If you do point it out, do so in a friendly manner, without suggesting he should stop it. For example, when he's older and more verbal, you could try asking some questions about what he likes about the stim. Knowing what kind of stims a kid tends to do and why, in my experience, makes it easier to soothe or engage the kid. You just create an interactive activity that gives them the same sensation. (Eg one boy I knew really liked fans because of the visual effect of things moving between other things. He also liked if I flapped my hand behind a screen of some sort, such as my other hand.) Also, it can build self-awareness to have him analyze himself and see what he likes about the stim, and good self-awareness makes it easier for him to help himself.



WEW10
Emu Egg
Emu Egg

User avatar

Joined: 1 May 2013
Gender: Female
Posts: 6

03 May 2013, 2:43 pm

Thank you so much for your responses. Very helpful and insightful.



animalcrackers
Veteran
Veteran

User avatar

Joined: 26 Feb 2011
Gender: Male
Posts: 2,207
Location: Somewhere

03 May 2013, 4:58 pm

My mom understood that it takes me a really long time to do things (I have terrible executive dysfunction) and most of the time she would give me the time I needed to do things on my own, rather than rushing me, scolding me, or taking over and not letting me do things by myself. She was very patient about these things, and did her absolute best to make sure I didn't feel bad about being slow, disorganized and forgetful....for example: When she'd ask me to get something for her in another room and then have to come looking for me and whatever I was supposed to have gotten for her, because I'd forget about my task within seconds, she never got mad at me for it -- sometimes she'd just laugh (not in a mean way...in the way that's all about love and silliness and accepting imperfections) -- but she never stopped asking me to do things, either. Whenever possible, she allowed me what I can see in retrospect was tons of time for transitions between activities.
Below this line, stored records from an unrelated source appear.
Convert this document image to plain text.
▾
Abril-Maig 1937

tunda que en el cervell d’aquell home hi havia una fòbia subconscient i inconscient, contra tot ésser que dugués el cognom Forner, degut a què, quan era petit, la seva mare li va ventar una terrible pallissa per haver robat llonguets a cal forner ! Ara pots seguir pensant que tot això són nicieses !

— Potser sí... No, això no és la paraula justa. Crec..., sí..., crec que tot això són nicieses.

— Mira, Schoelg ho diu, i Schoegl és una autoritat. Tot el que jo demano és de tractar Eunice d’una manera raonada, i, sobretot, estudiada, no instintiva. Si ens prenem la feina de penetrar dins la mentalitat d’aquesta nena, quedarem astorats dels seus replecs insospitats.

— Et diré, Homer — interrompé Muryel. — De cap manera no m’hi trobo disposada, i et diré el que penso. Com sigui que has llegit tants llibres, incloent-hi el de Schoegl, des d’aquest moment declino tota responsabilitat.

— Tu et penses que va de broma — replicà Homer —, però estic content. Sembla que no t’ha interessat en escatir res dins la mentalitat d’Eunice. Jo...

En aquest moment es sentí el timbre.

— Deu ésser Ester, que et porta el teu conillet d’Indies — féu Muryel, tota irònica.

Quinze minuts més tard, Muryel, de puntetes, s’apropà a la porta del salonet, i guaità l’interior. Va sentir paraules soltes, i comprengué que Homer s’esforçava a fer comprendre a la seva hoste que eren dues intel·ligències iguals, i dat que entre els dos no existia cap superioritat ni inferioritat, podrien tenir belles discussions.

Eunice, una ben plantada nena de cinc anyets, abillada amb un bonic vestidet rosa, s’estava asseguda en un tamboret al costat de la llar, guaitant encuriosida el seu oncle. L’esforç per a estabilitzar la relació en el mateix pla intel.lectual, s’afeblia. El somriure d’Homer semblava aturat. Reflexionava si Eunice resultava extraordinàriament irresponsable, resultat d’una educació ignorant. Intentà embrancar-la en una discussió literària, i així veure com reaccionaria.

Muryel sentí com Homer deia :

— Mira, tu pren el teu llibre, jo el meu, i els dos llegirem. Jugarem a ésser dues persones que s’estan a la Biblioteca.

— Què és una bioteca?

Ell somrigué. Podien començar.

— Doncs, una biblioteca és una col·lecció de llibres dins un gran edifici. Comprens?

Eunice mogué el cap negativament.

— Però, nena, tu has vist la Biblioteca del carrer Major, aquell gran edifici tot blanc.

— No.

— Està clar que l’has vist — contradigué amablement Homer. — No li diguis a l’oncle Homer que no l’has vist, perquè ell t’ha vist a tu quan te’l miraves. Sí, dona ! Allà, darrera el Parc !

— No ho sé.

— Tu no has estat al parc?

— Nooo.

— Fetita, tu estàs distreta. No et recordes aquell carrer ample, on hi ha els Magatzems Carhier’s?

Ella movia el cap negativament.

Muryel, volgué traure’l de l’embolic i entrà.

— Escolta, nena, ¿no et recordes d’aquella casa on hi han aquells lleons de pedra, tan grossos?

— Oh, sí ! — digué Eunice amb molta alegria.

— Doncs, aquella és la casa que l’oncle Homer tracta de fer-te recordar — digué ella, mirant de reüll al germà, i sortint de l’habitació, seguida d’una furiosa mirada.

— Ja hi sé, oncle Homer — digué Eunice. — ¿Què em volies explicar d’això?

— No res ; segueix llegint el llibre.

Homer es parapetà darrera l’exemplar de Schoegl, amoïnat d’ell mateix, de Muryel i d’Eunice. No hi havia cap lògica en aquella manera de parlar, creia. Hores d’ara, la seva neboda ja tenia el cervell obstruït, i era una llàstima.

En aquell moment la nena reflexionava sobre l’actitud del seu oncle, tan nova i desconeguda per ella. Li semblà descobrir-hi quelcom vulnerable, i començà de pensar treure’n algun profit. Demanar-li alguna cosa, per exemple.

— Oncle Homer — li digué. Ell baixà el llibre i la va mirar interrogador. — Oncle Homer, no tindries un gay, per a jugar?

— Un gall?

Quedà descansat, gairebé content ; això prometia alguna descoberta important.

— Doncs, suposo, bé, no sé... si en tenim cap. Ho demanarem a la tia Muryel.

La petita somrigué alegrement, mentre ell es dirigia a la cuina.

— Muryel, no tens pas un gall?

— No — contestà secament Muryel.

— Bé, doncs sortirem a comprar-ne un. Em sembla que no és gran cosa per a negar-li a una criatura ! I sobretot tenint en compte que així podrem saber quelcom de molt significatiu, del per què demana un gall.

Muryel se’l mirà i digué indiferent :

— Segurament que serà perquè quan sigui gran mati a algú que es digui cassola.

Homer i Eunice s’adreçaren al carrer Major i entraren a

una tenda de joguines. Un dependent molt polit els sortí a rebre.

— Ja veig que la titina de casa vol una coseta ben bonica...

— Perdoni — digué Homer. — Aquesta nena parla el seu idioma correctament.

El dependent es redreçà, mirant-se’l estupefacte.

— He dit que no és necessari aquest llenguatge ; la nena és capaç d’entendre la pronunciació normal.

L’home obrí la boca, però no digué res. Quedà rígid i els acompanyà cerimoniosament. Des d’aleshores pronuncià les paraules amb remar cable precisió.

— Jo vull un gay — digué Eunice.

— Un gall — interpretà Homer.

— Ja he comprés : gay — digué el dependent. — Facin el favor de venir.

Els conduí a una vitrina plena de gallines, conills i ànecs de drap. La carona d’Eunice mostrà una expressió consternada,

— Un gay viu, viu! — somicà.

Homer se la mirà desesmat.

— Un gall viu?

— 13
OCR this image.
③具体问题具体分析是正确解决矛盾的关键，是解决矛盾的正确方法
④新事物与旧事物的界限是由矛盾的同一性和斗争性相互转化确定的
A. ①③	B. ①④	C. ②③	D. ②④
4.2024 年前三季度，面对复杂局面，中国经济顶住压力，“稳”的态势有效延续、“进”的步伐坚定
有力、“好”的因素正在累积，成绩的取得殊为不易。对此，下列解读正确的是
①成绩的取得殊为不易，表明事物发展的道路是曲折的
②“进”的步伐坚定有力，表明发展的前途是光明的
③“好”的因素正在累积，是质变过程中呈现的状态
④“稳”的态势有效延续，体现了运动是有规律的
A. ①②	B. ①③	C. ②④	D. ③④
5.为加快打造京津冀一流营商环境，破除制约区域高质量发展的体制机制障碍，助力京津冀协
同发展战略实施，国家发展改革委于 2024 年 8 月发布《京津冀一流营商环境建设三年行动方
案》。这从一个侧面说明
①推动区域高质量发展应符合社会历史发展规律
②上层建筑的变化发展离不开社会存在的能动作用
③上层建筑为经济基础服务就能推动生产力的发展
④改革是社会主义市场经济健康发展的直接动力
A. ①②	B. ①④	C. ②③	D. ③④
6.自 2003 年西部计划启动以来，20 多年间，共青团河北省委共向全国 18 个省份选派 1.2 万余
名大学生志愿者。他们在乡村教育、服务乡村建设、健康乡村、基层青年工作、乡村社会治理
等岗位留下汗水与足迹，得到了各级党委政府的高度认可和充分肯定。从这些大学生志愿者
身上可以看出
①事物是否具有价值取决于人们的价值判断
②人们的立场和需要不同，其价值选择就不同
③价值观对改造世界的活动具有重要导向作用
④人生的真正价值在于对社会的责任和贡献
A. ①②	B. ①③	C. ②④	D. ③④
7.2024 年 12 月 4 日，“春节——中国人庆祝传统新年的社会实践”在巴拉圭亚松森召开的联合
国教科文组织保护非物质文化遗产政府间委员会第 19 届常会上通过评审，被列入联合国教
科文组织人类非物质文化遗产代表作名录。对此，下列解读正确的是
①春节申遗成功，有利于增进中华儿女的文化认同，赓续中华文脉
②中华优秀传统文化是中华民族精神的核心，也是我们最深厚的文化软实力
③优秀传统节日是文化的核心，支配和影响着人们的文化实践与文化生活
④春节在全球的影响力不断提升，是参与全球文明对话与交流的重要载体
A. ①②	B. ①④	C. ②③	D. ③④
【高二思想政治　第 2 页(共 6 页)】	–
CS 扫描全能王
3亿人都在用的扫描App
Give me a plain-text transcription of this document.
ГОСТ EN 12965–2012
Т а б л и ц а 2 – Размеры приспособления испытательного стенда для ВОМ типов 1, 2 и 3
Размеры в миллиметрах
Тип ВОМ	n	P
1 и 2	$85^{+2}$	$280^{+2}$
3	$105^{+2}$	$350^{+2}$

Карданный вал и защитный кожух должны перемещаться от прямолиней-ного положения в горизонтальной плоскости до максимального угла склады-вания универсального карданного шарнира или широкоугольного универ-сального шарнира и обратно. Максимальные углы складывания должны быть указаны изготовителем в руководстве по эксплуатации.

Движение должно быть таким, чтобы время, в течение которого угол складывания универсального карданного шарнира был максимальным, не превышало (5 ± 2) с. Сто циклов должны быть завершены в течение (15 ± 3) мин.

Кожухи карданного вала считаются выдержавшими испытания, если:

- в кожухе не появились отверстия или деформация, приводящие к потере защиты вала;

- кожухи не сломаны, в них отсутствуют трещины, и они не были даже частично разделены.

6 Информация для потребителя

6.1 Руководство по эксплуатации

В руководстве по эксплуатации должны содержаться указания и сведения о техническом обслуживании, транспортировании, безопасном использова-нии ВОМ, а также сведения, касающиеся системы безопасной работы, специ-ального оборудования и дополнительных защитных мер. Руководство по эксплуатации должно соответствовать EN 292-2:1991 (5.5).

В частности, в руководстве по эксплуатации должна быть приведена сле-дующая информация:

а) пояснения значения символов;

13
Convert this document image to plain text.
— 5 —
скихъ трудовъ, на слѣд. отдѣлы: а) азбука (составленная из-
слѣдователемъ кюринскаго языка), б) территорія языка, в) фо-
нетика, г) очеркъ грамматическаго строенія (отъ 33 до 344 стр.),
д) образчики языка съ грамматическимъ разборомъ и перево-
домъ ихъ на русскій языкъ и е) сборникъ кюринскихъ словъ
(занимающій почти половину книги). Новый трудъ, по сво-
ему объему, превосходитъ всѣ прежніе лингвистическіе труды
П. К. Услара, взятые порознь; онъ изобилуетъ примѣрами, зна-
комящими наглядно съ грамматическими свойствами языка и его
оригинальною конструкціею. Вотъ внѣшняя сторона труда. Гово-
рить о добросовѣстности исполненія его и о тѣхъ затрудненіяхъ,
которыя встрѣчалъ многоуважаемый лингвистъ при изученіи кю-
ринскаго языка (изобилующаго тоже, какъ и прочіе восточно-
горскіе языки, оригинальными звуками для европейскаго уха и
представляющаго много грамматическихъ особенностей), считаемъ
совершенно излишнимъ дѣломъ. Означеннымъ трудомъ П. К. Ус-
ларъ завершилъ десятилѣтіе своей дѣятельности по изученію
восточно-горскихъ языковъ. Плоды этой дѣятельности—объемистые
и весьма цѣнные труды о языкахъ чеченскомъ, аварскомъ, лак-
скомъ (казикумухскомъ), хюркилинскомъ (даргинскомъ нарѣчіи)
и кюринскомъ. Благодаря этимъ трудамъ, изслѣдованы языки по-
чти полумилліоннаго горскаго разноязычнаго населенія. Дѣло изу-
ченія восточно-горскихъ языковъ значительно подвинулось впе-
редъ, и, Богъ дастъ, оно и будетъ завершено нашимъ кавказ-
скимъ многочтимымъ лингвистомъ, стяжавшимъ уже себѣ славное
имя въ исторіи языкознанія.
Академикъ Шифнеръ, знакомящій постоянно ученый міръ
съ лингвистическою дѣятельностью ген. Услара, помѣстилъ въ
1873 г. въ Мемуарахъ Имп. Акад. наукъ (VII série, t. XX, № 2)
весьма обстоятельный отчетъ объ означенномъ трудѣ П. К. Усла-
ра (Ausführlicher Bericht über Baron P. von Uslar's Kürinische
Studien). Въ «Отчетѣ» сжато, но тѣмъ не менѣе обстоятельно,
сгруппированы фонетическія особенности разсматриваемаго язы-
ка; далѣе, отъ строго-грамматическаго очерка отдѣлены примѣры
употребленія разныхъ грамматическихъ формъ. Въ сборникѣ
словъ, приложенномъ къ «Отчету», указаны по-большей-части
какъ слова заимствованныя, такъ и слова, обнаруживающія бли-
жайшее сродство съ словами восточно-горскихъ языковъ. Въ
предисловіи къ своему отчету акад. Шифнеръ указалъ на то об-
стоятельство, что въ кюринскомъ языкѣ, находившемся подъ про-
She believed me when I said "I can't," but she never stopped encouraging me to try things. She told me that it was okay that I couldn't do things that other people could do ... she told me this by the way she treated me and spoke to me -- for example by not making a big deal out of the ways I was different, and by standing up for me when others were mean or harshly judgemental of me because I wasn't whatever-they-thought-I-should-be (i.e. because of developmental lags and assorted problems with independent functioning...that people thought of as something else -- something that made me a bad person in their eyes, it seemed). She told me in words, too...and her words are important to me, but the other ways meant more.

My mom never pushed me to make friends or be more social the way other adults did, but she helped me to understand others when I eventually asked for help with people as a teenager and she always invited me to do things with others, even if 9 times out of 10 I'd say I didn't want to.

She paid attention to my sensory sensitivities -- at least the ones that were obvious -- and tried very hard to be accomodating. She would only buy me soft, loose, cotton clothes. She remembered the smells I hated and the smells I liked, and tried to accomodate me in terms of soaps and things. She tried to vacuum when I wasn't in the house, because I couldn't handle the noise of the vacuum cleaner and would have terrible meltdowns. Apparently when I was little she cut my hair and fingernails when I was sleeping, to spare us both the trauma of attempting to do so when I was awake.


_________________
"Coming back to where you started is not the same as never leaving." -- Terry Pratchett, A Hat Full of Sky

Love transcends all.


WEW10
Emu Egg
Emu Egg

User avatar

Joined: 1 May 2013
Gender: Female
Posts: 6

03 May 2013, 5:04 pm

Thank you! I love this information:). Sounds like your mom was very patient and understanding.